Elaine Edwards of Salina, President of the Kansas Association for the Education of Young Children, was in to discuss federal funding for Head Start and the Child Care and Development Block Grant. Dr. David Downing of the University of Kansas and Dr. Scott Miller of Wichita State University were in my office to talk about the funding Space Grants provide students at Kansas universities. Dr. Downing and Dr. Miller are members of the Kansas Space Grant Consortium, which promotes aviation and space research and education.
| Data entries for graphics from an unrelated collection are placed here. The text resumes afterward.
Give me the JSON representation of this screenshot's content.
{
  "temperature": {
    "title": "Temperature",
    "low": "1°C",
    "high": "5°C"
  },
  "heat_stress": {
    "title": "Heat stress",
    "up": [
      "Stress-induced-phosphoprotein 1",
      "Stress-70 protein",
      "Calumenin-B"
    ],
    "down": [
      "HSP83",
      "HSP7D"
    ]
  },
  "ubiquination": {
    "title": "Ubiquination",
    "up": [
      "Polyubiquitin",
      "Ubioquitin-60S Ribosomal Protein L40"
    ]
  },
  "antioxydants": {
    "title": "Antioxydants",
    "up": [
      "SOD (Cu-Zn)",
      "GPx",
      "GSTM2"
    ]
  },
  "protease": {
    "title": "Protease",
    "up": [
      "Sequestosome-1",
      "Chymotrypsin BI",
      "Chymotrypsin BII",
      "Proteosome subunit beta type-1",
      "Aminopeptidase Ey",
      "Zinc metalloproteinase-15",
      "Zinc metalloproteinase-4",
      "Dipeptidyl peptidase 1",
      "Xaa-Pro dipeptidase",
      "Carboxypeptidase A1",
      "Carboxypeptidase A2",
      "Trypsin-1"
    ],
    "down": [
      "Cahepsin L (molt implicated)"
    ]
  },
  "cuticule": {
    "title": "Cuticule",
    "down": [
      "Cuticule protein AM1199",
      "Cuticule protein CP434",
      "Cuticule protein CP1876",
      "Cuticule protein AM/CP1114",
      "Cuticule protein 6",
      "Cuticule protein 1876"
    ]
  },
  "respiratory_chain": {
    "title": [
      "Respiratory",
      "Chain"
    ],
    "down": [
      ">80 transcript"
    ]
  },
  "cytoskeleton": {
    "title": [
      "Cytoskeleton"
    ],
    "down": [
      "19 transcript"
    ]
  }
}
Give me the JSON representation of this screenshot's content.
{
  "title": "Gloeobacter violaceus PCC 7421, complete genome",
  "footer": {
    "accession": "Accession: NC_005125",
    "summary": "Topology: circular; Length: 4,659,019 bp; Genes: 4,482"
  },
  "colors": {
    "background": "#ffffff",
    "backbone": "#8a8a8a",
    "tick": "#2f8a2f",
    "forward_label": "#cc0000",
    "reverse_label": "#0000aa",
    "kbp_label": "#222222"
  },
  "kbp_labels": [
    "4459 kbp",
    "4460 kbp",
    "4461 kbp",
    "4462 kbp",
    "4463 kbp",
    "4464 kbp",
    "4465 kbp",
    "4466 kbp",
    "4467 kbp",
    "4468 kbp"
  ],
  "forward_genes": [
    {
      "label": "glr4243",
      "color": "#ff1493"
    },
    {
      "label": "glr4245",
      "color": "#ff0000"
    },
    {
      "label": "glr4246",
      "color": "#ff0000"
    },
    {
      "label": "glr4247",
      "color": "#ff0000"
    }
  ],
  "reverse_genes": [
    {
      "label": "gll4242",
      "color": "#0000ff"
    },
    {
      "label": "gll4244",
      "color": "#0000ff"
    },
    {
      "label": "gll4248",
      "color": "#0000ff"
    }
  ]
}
­Terry Lee, Mayor of Dodge City, came by my office to discuss Amtrack funding, cable and video franchising and the continuance of Community Development Block Grants. Also visiting my office this week were John Armbrust of Manhattan, Paul Kaeb of Sabetha, Allen Dinkel of Hoisington, Christina Hammond of Dodge City, Brenda and Linda Smith of Salina, Alberta Brinkman of Emporia and Ginny Graham of Reading.

Several people came by for a tour of the United States Capitol this week, including Tom and Anne Sellers of Hutchinson with their children, Katherine, Andrew and Laura; Tom and Susie Corbin of Kansas City with their daughter, Alexandria; August and Pamela Grasis of Kansas City with their daughter, August; and Pat and Judy Henke of Nickerson with their children, Kristin, Kathryn and Garth. Paul and Joan Kaeb of Sabetha were also in, as were Kermit and Connie Dorf of Assaria and Leslie Roederer of Haven, with her daughter, Carolyn.